常住坐臥

ブログを始めて10年。
老いと向き合って、皆さまと楽しむ記事を
書き続けます。タイトルも晴耕雨読改め常住坐臥。

登高

2016年03月24日 | 登山


週末の品倉山はメンバーが揃わず中止になった。天気も良さそうなので残念。4月1日の高倉山を楽しみにする。登山という楽しみは、いつ頃から始まったのだろうか。そんな疑問を抱いてが、『万葉集』を読んでいて、ヒントがあった。天平時代の歌人に、高橋虫麻呂という人がいる。虫麻呂は、東国の生まれで地位もなかったが、藤原宇合の庇護を受け、宇合の任地へ供奉してのでその地にまつわる歌を残した。浦島太郎の伝説を詠んだ「水江の浦の島子を詠む」など、有名な歌を残している。万葉集といえば、すぐに思い浮かぶのは、国見である。天皇が山の上から、里の人々の炊飯の煙を見て、その暮らしぶりを思いやった。

虫麻呂に「筑波山に登る歌一首」がある。この長歌のなかで、虫麻呂は山に登る動機を、旅の憂いを慰めるためと述べている。国見とは異なった喜びを山に登ることに見出している。

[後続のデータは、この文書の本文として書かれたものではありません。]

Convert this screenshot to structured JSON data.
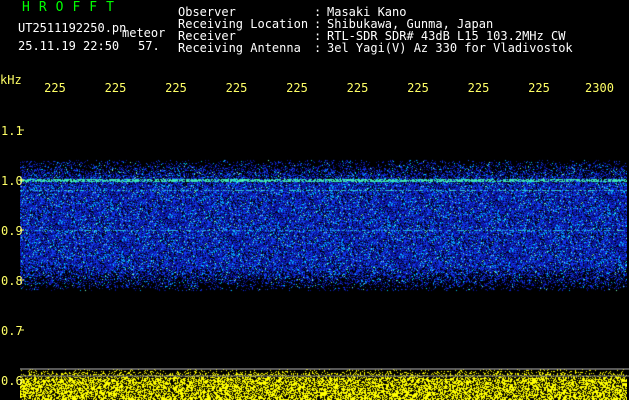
{
  "app": {
    "title": "HROFFT",
    "filename": "UT2511192250.pn",
    "tag": "meteor",
    "datetime": "25.11.19 22:50",
    "count": "57."
  },
  "info": [
    {
      "label": "Observer",
      "value": "Masaki Kano"
    },
    {
      "label": "Receiving Location",
      "value": "Shibukawa, Gunma, Japan"
    },
    {
      "label": "Receiver",
      "value": "RTL-SDR SDR# 43dB L15 103.2MHz CW"
    },
    {
      "label": "Receiving Antenna",
      "value": "3el Yagi(V) Az 330 for Vladivostok"
    }
  ],
  "chart_data": {
    "type": "heatmap",
    "ylabel": "kHz",
    "y_ticks": [
      "1.1",
      "1.0",
      "0.9",
      "0.8",
      "0.7",
      "0.6"
    ],
    "x_ticks": [
      "225",
      "225",
      "225",
      "225",
      "225",
      "225",
      "225",
      "225",
      "225",
      "2300"
    ],
    "colors": {
      "text": "#ffff66",
      "signal": "#1030ff",
      "noise": "#ffff00"
    }
  }
}
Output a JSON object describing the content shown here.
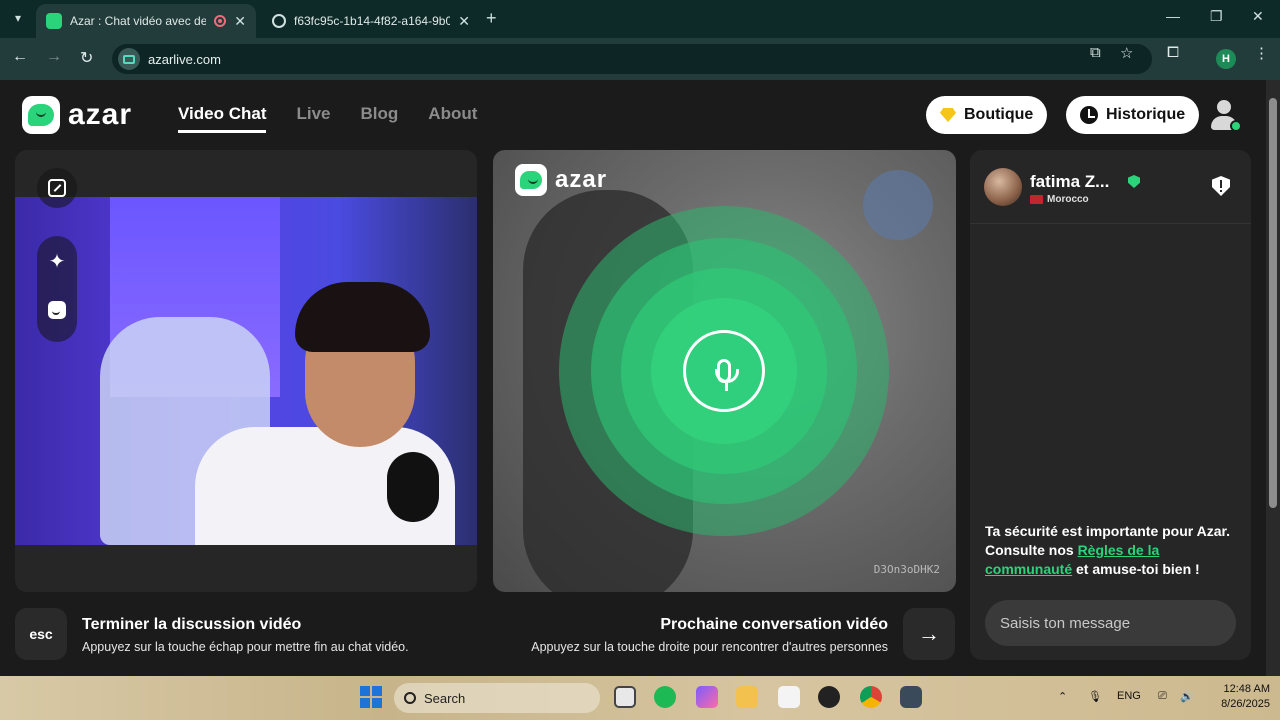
{
  "browser": {
    "tabs": [
      {
        "title": "Azar : Chat vidéo avec de no",
        "active": true
      },
      {
        "title": "f63fc95c-1b14-4f82-a164-9b0e",
        "active": false
      }
    ],
    "new_tab": "+",
    "url": "azarlive.com",
    "profile_initial": "H"
  },
  "site": {
    "logo_text": "azar",
    "nav": [
      {
        "label": "Video Chat",
        "active": true
      },
      {
        "label": "Live",
        "active": false
      },
      {
        "label": "Blog",
        "active": false
      },
      {
        "label": "About",
        "active": false
      }
    ],
    "boutique_label": "Boutique",
    "historique_label": "Historique"
  },
  "partner": {
    "logo_text": "azar",
    "id": "D3On3oDHK2"
  },
  "chat": {
    "name": "fatima Z...",
    "country": "Morocco",
    "safety_pre": "Ta sécurité est importante pour Azar. Consulte nos ",
    "safety_link": "Règles de la communauté",
    "safety_post": " et amuse-toi bien !",
    "input_placeholder": "Saisis ton message"
  },
  "hints": {
    "esc_key": "esc",
    "end_title": "Terminer la discussion vidéo",
    "end_sub": "Appuyez sur la touche échap pour mettre fin au chat vidéo.",
    "next_title": "Prochaine conversation vidéo",
    "next_sub": "Appuyez sur la touche droite pour rencontrer d'autres personnes",
    "next_arrow": "→"
  },
  "taskbar": {
    "search_label": "Search",
    "language": "ENG",
    "time": "12:48 AM",
    "date": "8/26/2025"
  },
  "colors": {
    "accent_green": "#2bd37a",
    "browser_dark": "#0d2a29",
    "page_bg": "#1b1b1b"
  }
}
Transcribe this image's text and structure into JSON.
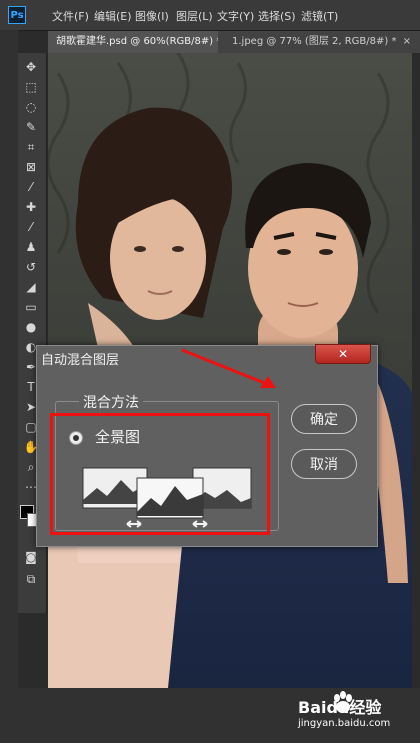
{
  "menubar": {
    "logo": "Ps",
    "items": [
      "文件(F)",
      "编辑(E)",
      "图像(I)",
      "图层(L)",
      "文字(Y)",
      "选择(S)",
      "滤镜(T)"
    ]
  },
  "tabs": [
    {
      "label": "胡歌霍建华.psd @ 60%(RGB/8#) *",
      "close": "×"
    },
    {
      "label": "1.jpeg @ 77% (图层 2, RGB/8#) *",
      "close": "×"
    }
  ],
  "dialog": {
    "title": "自动混合图层",
    "close_symbol": "✕",
    "group_title": "混合方法",
    "option_label": "全景图",
    "option_selected": true,
    "ok_label": "确定",
    "cancel_label": "取消"
  },
  "watermark": {
    "brand": "Baidu经验",
    "url": "jingyan.baidu.com"
  },
  "colors": {
    "accent_red": "#e11111",
    "ps_blue": "#31a8ff"
  }
}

草枕 旅の憂へを 慰もる こともありやと 筑波嶺に 登りて見れば
尾花散る 師付の田居に 雁がねも 寒く来鳴きぬ 新治の 鳥羽の 
淡海を 秋風に 白波立ちぬ 筑波嶺の よけくを見れば 長き日に
思ひ積み来し 憂へはやみぬ

反歌
筑波嶺の 裾みの田居に 秋田刈る 妹がり遣らむ 黄葉手折らな

旅の憂いとは何か。古代に生きる人にとって、家を離れて上司に供奉しているとはいえ、旅のなかでの孤愁であろう。筑波山の頂上に立って、北の田んぼに雁の鳴くのを見、南の新治にある湖に秋風が吹き渡る景色を見て、その景色のよさに憂いが跡形もなく鎮まった、と詠んでいる。反歌で、秋の田で働く女性に贈る紅葉の枝を折る、というは唯一この歌に登場する人間である。歌の意味をじっと考えると、古代の人の山登りの楽しみが、ふっと理解できるような気がする。

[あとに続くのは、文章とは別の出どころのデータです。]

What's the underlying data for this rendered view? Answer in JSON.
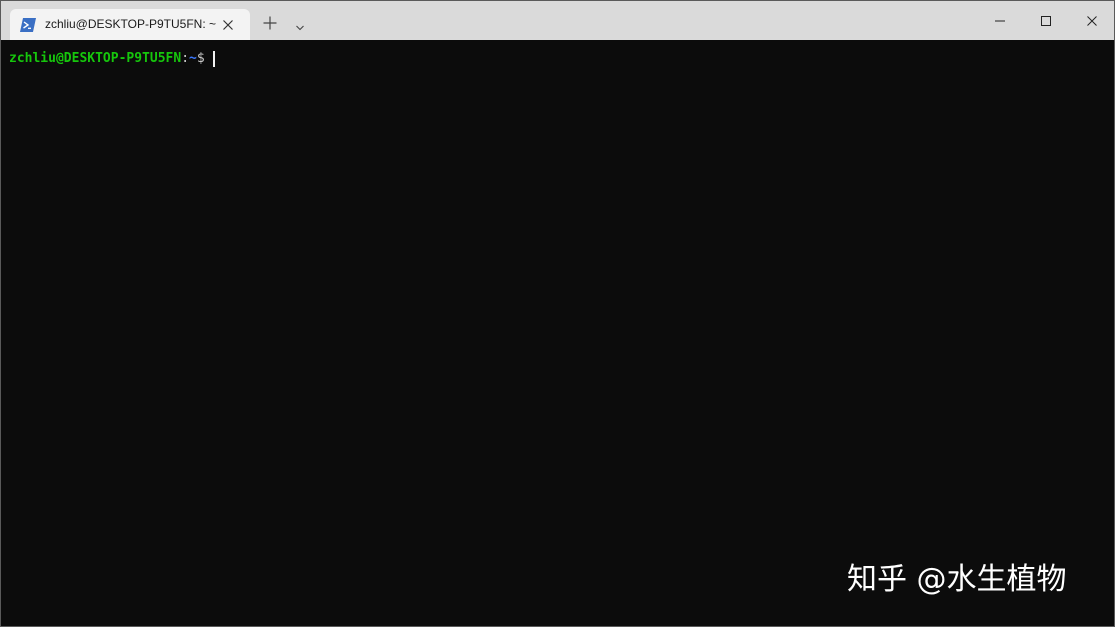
{
  "tab": {
    "title": "zchliu@DESKTOP-P9TU5FN: ~",
    "icon": "powershell-icon"
  },
  "controls": {
    "new_tab_icon": "plus-icon",
    "dropdown_icon": "chevron-down-icon",
    "minimize_icon": "minimize-icon",
    "maximize_icon": "maximize-icon",
    "close_icon": "close-icon"
  },
  "terminal": {
    "user_host": "zchliu@DESKTOP-P9TU5FN",
    "colon": ":",
    "path": "~",
    "dollar": "$",
    "colors": {
      "background": "#0c0c0c",
      "user_host": "#16c60c",
      "path": "#3b78ff",
      "text": "#cccccc"
    }
  },
  "watermark": {
    "text": "知乎 @水生植物"
  }
}
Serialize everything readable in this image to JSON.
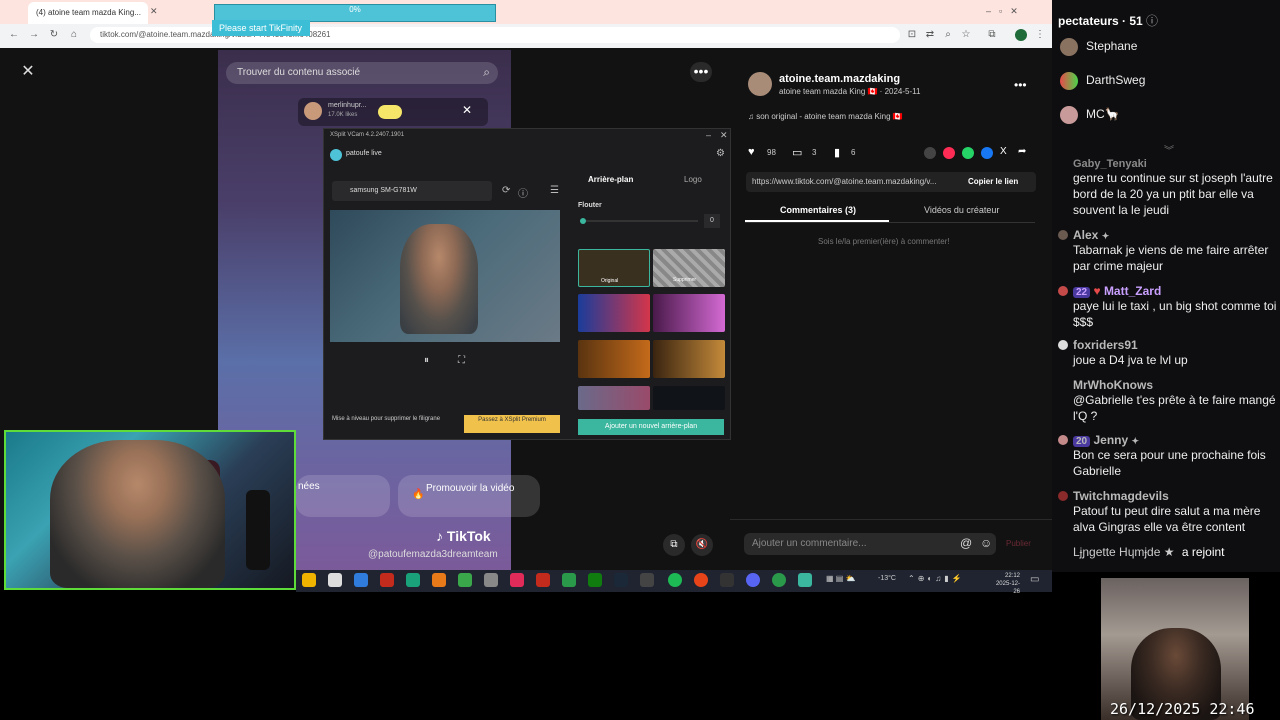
{
  "browser": {
    "tab1": "(4) atoine team mazda King...",
    "tab2": "...",
    "address": "tiktok.com/@atoine.team.mazdaking/video/744843840...6408261",
    "progress_label": "0%",
    "tikfinity_button": "Please start TikFinity"
  },
  "tiktok": {
    "search_placeholder": "Trouver du contenu associé",
    "author": {
      "username": "atoine.team.mazdaking",
      "meta": "atoine team mazda King 🇨🇦 · 2024-5-11",
      "sound": "♫ son original - atoine team mazda King 🇨🇦"
    },
    "stats": {
      "likes": "98",
      "comments": "3",
      "saves": "6"
    },
    "link": "https://www.tiktok.com/@atoine.team.mazdaking/v...",
    "copy_link": "Copier le lien",
    "tabs": {
      "comments": "Commentaires (3)",
      "creator_videos": "Vidéos du créateur"
    },
    "empty_comments": "Sois le/la premier(ière) à commenter!",
    "comment_placeholder": "Ajouter un commentaire...",
    "post": "Publier",
    "promote": "Promouvoir la vidéo",
    "data_btn": "nées",
    "brand": "TikTok",
    "handle": "@patoufemazda3dreamteam",
    "live_user": "merlinhupr...",
    "live_viewers": "17.0K likes"
  },
  "xsplit": {
    "title": "XSplit VCam 4.2.2407.1901",
    "account": "patoufe live",
    "device": "samsung SM-G781W",
    "tab_background": "Arrière-plan",
    "tab_logo": "Logo",
    "blur_label": "Flouter",
    "blur_value": "0",
    "thumb_original": "Original",
    "thumb_remove": "Supprimer",
    "upgrade_text": "Mise à niveau pour supprimer le filigrane",
    "premium_button": "Passez à XSplit Premium",
    "add_background": "Ajouter un nouvel arrière-plan"
  },
  "taskbar": {
    "temp": "-13°C",
    "time": "22:12",
    "date": "2025-12-26"
  },
  "chat": {
    "viewers_label": "pectateurs · 51",
    "viewers": [
      "Stephane",
      "DarthSweg",
      "MC🦙"
    ],
    "messages": [
      {
        "name": "Gaby_Tenyaki",
        "text": "genre tu continue sur st joseph l'autre bord de la 20 ya un ptit bar elle va souvent la le jeudi",
        "color": "#8a8a8a"
      },
      {
        "name": "Alex",
        "text": "Tabarnak je viens de me faire arrêter par crime majeur",
        "color": "#b9b9b9"
      },
      {
        "name": "Matt_Zard",
        "badge": "22",
        "text": "paye lui le taxi , un big shot comme toi $$$",
        "color": "#c9a0ff"
      },
      {
        "name": "foxriders91",
        "text": "joue a D4 jva te lvl up",
        "color": "#b9b9b9"
      },
      {
        "name": "MrWhoKnows",
        "text": "@Gabrielle t'es prête à te faire mangé l'Q ?",
        "color": "#b9b9b9"
      },
      {
        "name": "Jenny",
        "badge": "20",
        "text": "Bon ce sera pour une prochaine fois Gabrielle",
        "color": "#b9b9b9"
      },
      {
        "name": "Twitchmagdevils",
        "text": "Patouf tu peut dire salut a ma mère alva Gingras elle va être content",
        "color": "#b9b9b9"
      },
      {
        "name": "Lɉɲgette Hɥmɉde ★",
        "text": "a rejoint",
        "color": "#cccccc"
      }
    ]
  },
  "overlay_timestamp": "26/12/2025 22:46",
  "colors": {
    "accent_teal": "#4ec3d7",
    "chat_bg": "#0e0e10",
    "tiktok_bg": "#121212",
    "premium_yellow": "#f0c14b",
    "add_bg_teal": "#3ab79e"
  }
}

いま、自分の山の楽しみを考えて見ると、古代の人とは大きな差がある。虫麻呂の時代では、旅においても自分の足で歩き通さなければならない。それに比べれば、家から登山口までは、車で行ってしまう今の登山は、家からもさほど離れた感覚はない。共通するのは、高みに上がって初て得られる視点である。鳥の視点で、人の住む場所を見、さらに深い山地が眼前に現れる。写真はそこで撮るから、少しはその視点を説明できるが、そこに行かなければ「よけく」は十分に説明することはできない。